Jean Hugues sans lequel ce site n'existerait pas.

Je crois que Jean Hugues aurait apprécié ces quelques réflexions, inspirées du livre de Peter Sloterdijk intitulé « Colère et temps » et dédicacé à Jean Baudrillard. Baudrillard qui a justement été le patron de la thèse de Jean Hugues (la seule qu'il ait accepté de diriger).

Le propos de Sloterdijk est de montrer comment l'Eglise d'abord, puis les partis communistes qui ont pris la relève, ont utilisé le moteur principal de la civilisation occidentale, c'est à dire la colère, pour élaborer une banque mondiale de la vengeance qui a servi à utiliser le sentiment de révolte des opprimés pour arriver au pouvoir !
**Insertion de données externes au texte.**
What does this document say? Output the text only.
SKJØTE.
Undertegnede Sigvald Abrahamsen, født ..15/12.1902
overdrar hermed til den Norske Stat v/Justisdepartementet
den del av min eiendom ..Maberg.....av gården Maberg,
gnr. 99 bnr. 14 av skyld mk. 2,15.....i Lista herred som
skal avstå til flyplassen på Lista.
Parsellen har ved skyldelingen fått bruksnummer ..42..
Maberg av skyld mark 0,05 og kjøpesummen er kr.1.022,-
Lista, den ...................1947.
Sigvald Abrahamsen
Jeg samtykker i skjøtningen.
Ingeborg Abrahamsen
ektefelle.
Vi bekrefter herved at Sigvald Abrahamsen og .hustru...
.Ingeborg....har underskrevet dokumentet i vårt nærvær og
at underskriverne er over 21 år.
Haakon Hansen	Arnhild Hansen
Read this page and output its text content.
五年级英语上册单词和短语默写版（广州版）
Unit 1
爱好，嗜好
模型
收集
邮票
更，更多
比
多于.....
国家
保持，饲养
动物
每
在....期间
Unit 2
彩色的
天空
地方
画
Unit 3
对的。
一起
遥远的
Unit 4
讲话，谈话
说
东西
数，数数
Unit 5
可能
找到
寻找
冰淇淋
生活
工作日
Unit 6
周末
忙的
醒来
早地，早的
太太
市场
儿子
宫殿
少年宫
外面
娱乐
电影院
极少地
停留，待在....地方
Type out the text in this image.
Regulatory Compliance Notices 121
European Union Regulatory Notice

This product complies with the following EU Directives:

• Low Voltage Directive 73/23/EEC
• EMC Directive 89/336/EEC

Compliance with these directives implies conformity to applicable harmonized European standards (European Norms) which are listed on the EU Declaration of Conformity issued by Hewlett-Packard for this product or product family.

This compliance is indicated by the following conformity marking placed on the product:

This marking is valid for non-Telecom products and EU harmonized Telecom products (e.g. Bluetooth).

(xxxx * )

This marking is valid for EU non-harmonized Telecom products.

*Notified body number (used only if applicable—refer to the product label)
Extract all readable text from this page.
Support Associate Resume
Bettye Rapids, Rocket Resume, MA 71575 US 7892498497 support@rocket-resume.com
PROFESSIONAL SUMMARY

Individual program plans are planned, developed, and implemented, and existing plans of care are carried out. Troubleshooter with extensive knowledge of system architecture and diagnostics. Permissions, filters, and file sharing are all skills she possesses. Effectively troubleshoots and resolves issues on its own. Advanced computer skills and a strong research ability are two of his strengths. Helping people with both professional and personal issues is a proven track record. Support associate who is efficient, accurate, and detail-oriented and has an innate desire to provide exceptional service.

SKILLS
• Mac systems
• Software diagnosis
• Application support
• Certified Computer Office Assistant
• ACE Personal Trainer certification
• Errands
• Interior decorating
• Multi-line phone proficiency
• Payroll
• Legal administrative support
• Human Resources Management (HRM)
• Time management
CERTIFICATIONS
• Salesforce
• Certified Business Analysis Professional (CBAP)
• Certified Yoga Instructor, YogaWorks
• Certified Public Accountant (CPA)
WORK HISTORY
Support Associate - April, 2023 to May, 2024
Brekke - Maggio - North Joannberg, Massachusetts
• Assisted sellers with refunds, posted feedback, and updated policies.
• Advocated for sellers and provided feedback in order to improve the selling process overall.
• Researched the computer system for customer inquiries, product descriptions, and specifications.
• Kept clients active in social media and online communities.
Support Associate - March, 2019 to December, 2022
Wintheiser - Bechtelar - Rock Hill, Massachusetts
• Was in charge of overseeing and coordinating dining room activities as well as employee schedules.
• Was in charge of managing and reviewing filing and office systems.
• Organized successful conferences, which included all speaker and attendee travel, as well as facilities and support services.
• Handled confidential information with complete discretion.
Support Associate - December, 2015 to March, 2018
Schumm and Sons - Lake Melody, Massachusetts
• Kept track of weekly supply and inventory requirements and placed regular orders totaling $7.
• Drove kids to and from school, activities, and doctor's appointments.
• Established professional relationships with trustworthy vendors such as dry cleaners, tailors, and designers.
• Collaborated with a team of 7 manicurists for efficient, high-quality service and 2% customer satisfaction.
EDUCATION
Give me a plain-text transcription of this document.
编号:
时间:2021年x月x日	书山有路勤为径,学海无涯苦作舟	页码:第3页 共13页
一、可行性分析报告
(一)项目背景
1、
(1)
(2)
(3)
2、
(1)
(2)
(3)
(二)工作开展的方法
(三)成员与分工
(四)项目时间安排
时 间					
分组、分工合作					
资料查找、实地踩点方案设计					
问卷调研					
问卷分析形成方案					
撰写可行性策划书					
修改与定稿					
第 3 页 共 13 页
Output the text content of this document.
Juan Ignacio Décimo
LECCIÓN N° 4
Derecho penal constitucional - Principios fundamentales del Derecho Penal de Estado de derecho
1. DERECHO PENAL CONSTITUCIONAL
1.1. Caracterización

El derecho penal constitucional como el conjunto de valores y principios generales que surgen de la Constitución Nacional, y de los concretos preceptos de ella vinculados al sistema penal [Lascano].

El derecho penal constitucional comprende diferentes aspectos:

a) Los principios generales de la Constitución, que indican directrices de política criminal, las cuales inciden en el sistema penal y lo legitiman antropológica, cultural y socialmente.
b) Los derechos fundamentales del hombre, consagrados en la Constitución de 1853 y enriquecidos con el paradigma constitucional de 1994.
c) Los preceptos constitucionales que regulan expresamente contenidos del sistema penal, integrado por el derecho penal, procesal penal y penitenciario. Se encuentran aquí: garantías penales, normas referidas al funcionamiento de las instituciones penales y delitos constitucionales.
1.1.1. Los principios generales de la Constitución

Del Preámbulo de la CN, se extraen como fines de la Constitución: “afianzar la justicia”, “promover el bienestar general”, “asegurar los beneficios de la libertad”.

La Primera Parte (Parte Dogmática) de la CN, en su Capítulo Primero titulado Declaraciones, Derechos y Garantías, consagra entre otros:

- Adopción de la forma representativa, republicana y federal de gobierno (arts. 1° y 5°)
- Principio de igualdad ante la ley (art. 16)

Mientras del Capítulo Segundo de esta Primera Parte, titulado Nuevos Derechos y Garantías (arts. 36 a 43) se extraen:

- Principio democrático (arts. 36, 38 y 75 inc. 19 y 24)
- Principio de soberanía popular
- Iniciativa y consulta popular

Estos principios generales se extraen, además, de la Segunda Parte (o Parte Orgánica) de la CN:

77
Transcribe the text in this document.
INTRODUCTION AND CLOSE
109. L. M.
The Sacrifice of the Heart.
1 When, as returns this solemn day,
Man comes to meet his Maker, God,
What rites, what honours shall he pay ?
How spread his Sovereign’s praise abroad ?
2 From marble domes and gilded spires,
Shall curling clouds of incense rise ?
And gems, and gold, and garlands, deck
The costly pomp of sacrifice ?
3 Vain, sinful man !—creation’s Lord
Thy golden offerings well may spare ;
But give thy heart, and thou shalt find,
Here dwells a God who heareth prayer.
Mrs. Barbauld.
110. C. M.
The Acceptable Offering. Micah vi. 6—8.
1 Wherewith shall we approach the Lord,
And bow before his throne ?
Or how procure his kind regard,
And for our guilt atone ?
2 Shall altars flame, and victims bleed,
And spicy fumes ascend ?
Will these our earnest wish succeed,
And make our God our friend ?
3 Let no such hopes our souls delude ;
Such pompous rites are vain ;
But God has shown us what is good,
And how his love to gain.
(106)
Sloterdijk estime ensuite que la situation aujourd'hui ne permet guère de pouvoir encore utiliser cette énergie pour construire un monde « au delà du ressentiment ». Même s'il y aura des tentatives sporadiques parce que nous sommes passés à une autre époque qui serait celle de la suprématie de l'érotisme (et de la relativisation de l'argent).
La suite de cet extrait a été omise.